Well, I agree that I would freak out if I saw a dead body unexpected in my closet. But this wasn’t her closet or her house, and she knew she was present at a crime scene, not there to socialize. Aside from that, I disagree with you that a doctor would only be used to a dead or injured body in a “controlled” environment. Even the doctors who end up practicing in a relatively “posh” specialty still have to do their training in a wide variety of medical disciplines, including trauma and emergency. Especially in a major metropolis like NYC, if you spend just one day treating patients in the ER you’ll see far, far worse than that dead body. There’s no “controlled environment” where you can become a doctor in the U.S. by having only patients brought to you that are clean and pristine. You have to handle accident victims, murder victims and people who have experienced terrible violence, in addition to illness. 

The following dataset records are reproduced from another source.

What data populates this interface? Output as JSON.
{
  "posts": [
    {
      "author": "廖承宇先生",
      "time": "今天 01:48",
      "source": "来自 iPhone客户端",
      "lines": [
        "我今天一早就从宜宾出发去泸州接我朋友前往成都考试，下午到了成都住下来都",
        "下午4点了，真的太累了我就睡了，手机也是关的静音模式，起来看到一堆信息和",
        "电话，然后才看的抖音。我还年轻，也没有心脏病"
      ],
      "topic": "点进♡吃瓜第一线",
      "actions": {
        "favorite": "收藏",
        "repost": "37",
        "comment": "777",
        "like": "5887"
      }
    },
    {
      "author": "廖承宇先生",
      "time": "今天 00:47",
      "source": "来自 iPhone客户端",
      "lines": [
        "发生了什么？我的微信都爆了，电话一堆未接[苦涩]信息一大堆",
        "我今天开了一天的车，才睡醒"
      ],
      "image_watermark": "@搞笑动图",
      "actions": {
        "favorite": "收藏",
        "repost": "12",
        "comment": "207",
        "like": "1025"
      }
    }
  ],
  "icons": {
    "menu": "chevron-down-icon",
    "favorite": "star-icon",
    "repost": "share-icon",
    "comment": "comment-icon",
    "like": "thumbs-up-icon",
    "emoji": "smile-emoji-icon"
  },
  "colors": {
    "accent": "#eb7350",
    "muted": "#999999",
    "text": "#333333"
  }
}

This all loops back around to the fact that they needlessly changed Joan’s background: if she was still a competent military surgeon (or, as in Watson & Holmes, an ER/trauma surgeon) rather than a disgraced civilian doctor, there would be no question that she wouldn’t get squeamish at the sight of a dead body. We would know that she’s a professional who’s see far worse. But the writers/producers of Elementary robbed the character of her medical and professional competence at the outset, then added in a scene where she was portrayed as “the squeamish girl” who needs to be (literally, look at the blocking of the scene) shielded by the male characters (one of whom is neither a cop nor a doctor and who should be far less experienced than she is). It’s just another symptom of how in the pilot they did everything to undermine us meeting the character as a strong, professional woman and did nothing to build her up. How in the world is she going to help Holmes solve cases when, instead of giving her medical opinion about a victim, she has to run out of the room?